The Commerce Department is not just writing checks to the quantum computing industry. It is buying in.
A $2 billion federal package first outlined in late May comes with a feature that changes how investors should read every quantum stock on the market: the government is taking equity stakes in nine companies in exchange for the money. Grants that turn Washington into a part-owner are a different animal from a research subsidy.
The quantum names are moving on it again today, with the smaller pure-play stocks up around 4% as investors return from the holiday weekend and the blue-chip leader up about 3%.
The Government Is Becoming a Shareholder
The program runs through the CHIPS for America office and was announced on May 21 as letters of intent with nine companies. The stated goal is to keep quantum leadership in the United States rather than lose it to China.

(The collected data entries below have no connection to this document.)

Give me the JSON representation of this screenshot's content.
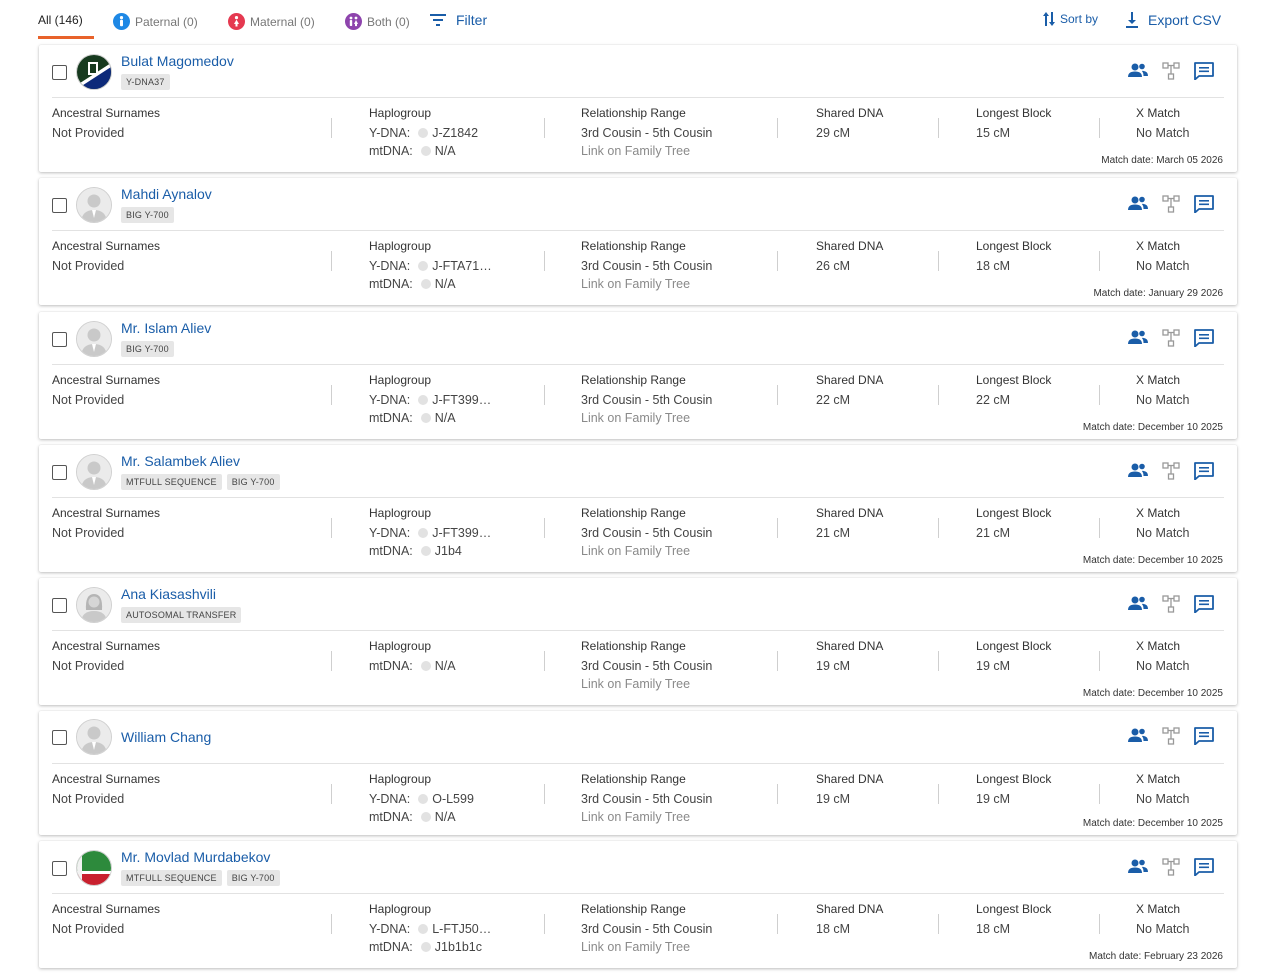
{
  "tabs": {
    "all": "All (146)",
    "paternal": "Paternal (0)",
    "maternal": "Maternal (0)",
    "both": "Both (0)"
  },
  "toolbar": {
    "filter": "Filter",
    "sort": "Sort by",
    "export": "Export CSV"
  },
  "colors": {
    "accent": "#1a5da8",
    "tab_active": "#e8622a",
    "paternal": "#1e88e5",
    "maternal": "#e53950",
    "both": "#8e44ad"
  },
  "labels": {
    "surnames": "Ancestral Surnames",
    "haplogroup": "Haplogroup",
    "relationship": "Relationship Range",
    "shared": "Shared DNA",
    "longest": "Longest Block",
    "xmatch": "X Match",
    "ydna": "Y-DNA:",
    "mtdna": "mtDNA:",
    "link": "Link on Family Tree"
  },
  "matches": [
    {
      "name": "Bulat Magomedov",
      "badges": [
        "Y-DNA37"
      ],
      "surnames": "Not Provided",
      "ydna": "J-Z1842",
      "mtdna": "N/A",
      "relationship": "3rd Cousin - 5th Cousin",
      "shared": "29 cM",
      "longest": "15 cM",
      "xmatch": "No Match",
      "date": "Match date: March 05 2026",
      "avatar": "flag-dark"
    },
    {
      "name": "Mahdi Aynalov",
      "badges": [
        "BIG Y-700"
      ],
      "surnames": "Not Provided",
      "ydna": "J-FTA71…",
      "mtdna": "N/A",
      "relationship": "3rd Cousin - 5th Cousin",
      "shared": "26 cM",
      "longest": "18 cM",
      "xmatch": "No Match",
      "date": "Match date: January 29 2026",
      "avatar": "male"
    },
    {
      "name": "Mr. Islam Aliev",
      "badges": [
        "BIG Y-700"
      ],
      "surnames": "Not Provided",
      "ydna": "J-FT399…",
      "mtdna": "N/A",
      "relationship": "3rd Cousin - 5th Cousin",
      "shared": "22 cM",
      "longest": "22 cM",
      "xmatch": "No Match",
      "date": "Match date: December 10 2025",
      "avatar": "male"
    },
    {
      "name": "Mr. Salambek Aliev",
      "badges": [
        "MTFULL SEQUENCE",
        "BIG Y-700"
      ],
      "surnames": "Not Provided",
      "ydna": "J-FT399…",
      "mtdna": "J1b4",
      "relationship": "3rd Cousin - 5th Cousin",
      "shared": "21 cM",
      "longest": "21 cM",
      "xmatch": "No Match",
      "date": "Match date: December 10 2025",
      "avatar": "male"
    },
    {
      "name": "Ana Kiasashvili",
      "badges": [
        "AUTOSOMAL TRANSFER"
      ],
      "surnames": "Not Provided",
      "ydna": "",
      "mtdna": "N/A",
      "relationship": "3rd Cousin - 5th Cousin",
      "shared": "19 cM",
      "longest": "19 cM",
      "xmatch": "No Match",
      "date": "Match date: December 10 2025",
      "avatar": "female"
    },
    {
      "name": "William Chang",
      "badges": [],
      "surnames": "Not Provided",
      "ydna": "O-L599",
      "mtdna": "N/A",
      "relationship": "3rd Cousin - 5th Cousin",
      "shared": "19 cM",
      "longest": "19 cM",
      "xmatch": "No Match",
      "date": "Match date: December 10 2025",
      "avatar": "male"
    },
    {
      "name": "Mr. Movlad Murdabekov",
      "badges": [
        "MTFULL SEQUENCE",
        "BIG Y-700"
      ],
      "surnames": "Not Provided",
      "ydna": "L-FTJ50…",
      "mtdna": "J1b1b1c",
      "relationship": "3rd Cousin - 5th Cousin",
      "shared": "18 cM",
      "longest": "18 cM",
      "xmatch": "No Match",
      "date": "Match date: February 23 2026",
      "avatar": "flag-chechen"
    }
  ]
}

What makes this different from a normal grant is the structure. Alongside the funding, the government is set to receive equity in the companies it backs. Rigetti signed a letter of intent for up to $100 million. D-Wave is reported to be in line for a similar amount. The larger names on the list include IBM and chip foundry GlobalFoundries.
This is now a pattern, not a one-off. Washington already holds roughly 10% of Intel after converting old chip subsidies into stock. We covered the proposal for the government to take 5% of OpenAI last week. The quantum deal is the third leg of the same idea: the state acting like a venture investor in strategic technology.
Two Very Different Ways to Own It
For an investor, the money is a real tailwind. It buys these companies years of runway they could not have funded from revenue. It does not fix the valuations.
The pure-play quantum stocks are priced for a future that has not arrived. IonQ is the biggest, worth about $19 billion. It posted record first-quarter revenue of $64.7 million, up more than 700% from a year earlier, but it still loses money and trades near 70 times sales. Quantum Computing Inc. is worth about $1.3 billion and reported a $4.1 million net loss in its latest quarter. D-Wave, valued near $8.6 billion, lost $18.4 million in the first quarter. Rigetti, at about $6.2 billion, has seen revenue drift lower even as the stock ran.
These are lottery tickets with a federal backstop. The backstop lowers the odds of a zero. It does not turn a company with tens of millions in sales into one that earns its market value.
IBM is the other way to own the theme. It is a $280 billion company that trades around 28 times earnings and pays a dividend near 2.2%, with 30 straight years of increases. On June 2 it committed more than $10 billion of its own money to quantum over five years, aimed at a machine it calls Starling that it wants running by 2029. An investor gets quantum exposure attached to a real business, cash flow, and a payout, instead of a pre-revenue bet.
Why Washington Is Writing These Checks
The government's interest is not returns. It is control of a technology that could one day break the encryption that guards banking, defense, and communications.
That national-security angle is why the money comes with strings and stakes rather than as a simple grant. It also means the support is likely to grow, not fade, regardless of which names deliver first. For the sector as a whole, a committed federal buyer is a floor under sentiment that did not exist a year ago.
The risk is that a floor under sentiment is not a floor under valuation. Quantum stocks have already had violent drawdowns this year on single headlines, and a government part-owner does not stop a stock priced at 70 times sales from falling by half.
What to Watch From Here
The letters of intent still have to convert into final agreements, and the exact size of each equity stake is the number that matters. Watch for those terms to be finalized, because a larger government position dilutes existing holders even as it funds the company.
The cleaner tell is earnings. Federal money buys time, but only revenue and a path to profit justify these prices. The next quarterly reports from the pure-play names will show whether the government's bet is backing businesses or just delaying a reckoning.